Was he speaking in sympathy with the dead Boers? He was not. He was pushing the case for Morant’s posthumous pardon, and for his name to be added to the Boer War Memorial in Adelaide, just as he was a prime agitator behind the Australian Parliament in 2009 voting in favour of petitions being presented to Queen Elizabeth II to review and posthumously overturn Morant’s convictions. Three years later, on the 110th anniversary of the execution of Morant and co-accused Peter Handcock, the Liberal member for Mitchell, Alex Hawke, rose in the House to make a claim for Morant and company’s pardon.

“It is timely for the Australian government to do everything it can to assist the modern-day descendants of these men to access a judicial review of this case. It is the case that the executions were conducted with extreme haste and without appeal.”

(A point of order, Mr Speaker, if I may. An appeal is something they had in civilian courts, but did not exist with courts-martial.)

”I think it is important,” Alex Hawke continued, “that we seek British government’s assistance in releasing all of the available records in relation to this case so that the modern -day descendants can know what happened and rightly, if necessary, receive a judicial review and pardon. It is an episode that appeals greatly to every Australian because of the doctrine of fairness which says that no-one should be treated differently because of their birth, rank or status. We do know that these men were treated differently because of their birth, rank and status. We certainly need legends in Australian history.”

We do. And we have plenty of bona fide ones, without the need to gloss over the record of a war criminal. But still it goes on!

In February 2018, the Australian Parliament passed a motion expressing “Sincere regret that Lieutenants Morant, [et al] were denied procedural fairness contrary to law and acknowledges that this had cruel and unjust consequences; and . . . sympathy to the descendants of these men as they were not tried and sentenced in accordance with the law of 1902.”
Any mention of sympathy and sincere regrets for the defenceless Boers, including children, that Morant had gunned down? None at all. Justice for them? No mention. Just an obsessive focus on aspects of the court-martial where t’s weren’t crossed and i’s weren’t dotted. And equal insistence, despite a lack of any evidence at all, that Morant did what he did under British orders.

Bottom line?

Some historical legends, like that of Morant, are so seductive they live on because people want to believe them. And it’s so powerful you even have serious people pushing the tragic absurdity of an Australian Parliament petitioning the Queen and the British Parliament to posthumously pardon an Englishman fighting for a British unit who committed the worst war atrocities of the Boer War!

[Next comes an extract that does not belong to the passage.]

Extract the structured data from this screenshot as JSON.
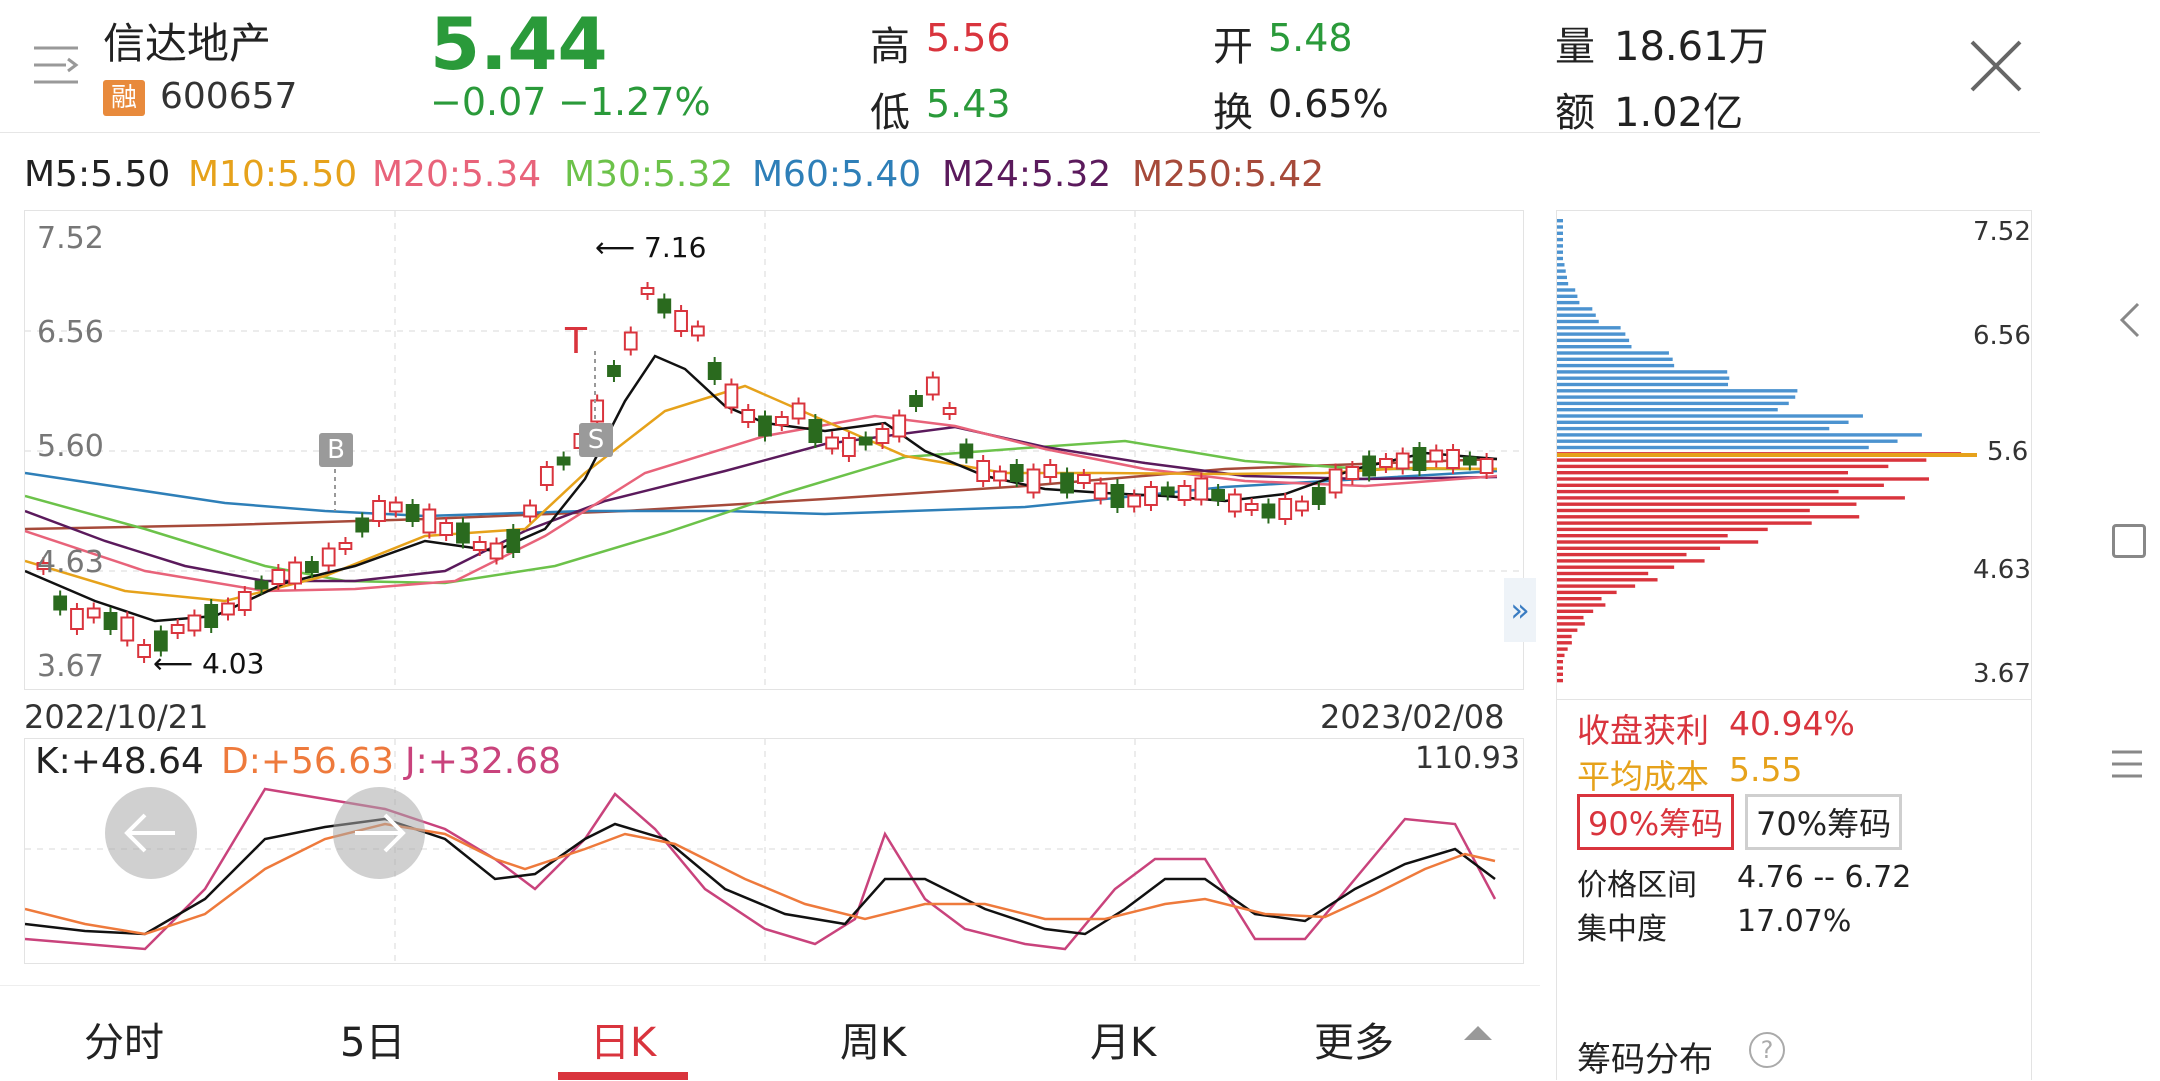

But how much more inspirational is the truth? Morant was not the Man From Snowy River put up against the wall by those Pommy bastards. He was a vicious Pommy bastard put up against the wall by the men from Snowy River and others who risked their lives to bring him to justice to stop the atrocities.

There are heroes in this story. They are those troopers who risked their lives to turn Morant in. Imagine their thoughts at his name being next to theirs on the Adelaide Boer War Memorial.

There are victims. They are unarmed Boers ruthlessly gunned down on Morant’s orders.

How monstrously unjust to both heroes and victims to simply go with the legend, unexamined, uncontested.

Of course history must be always examined, contested, reviewed, told from diverse sides. Anything less is indoctrination.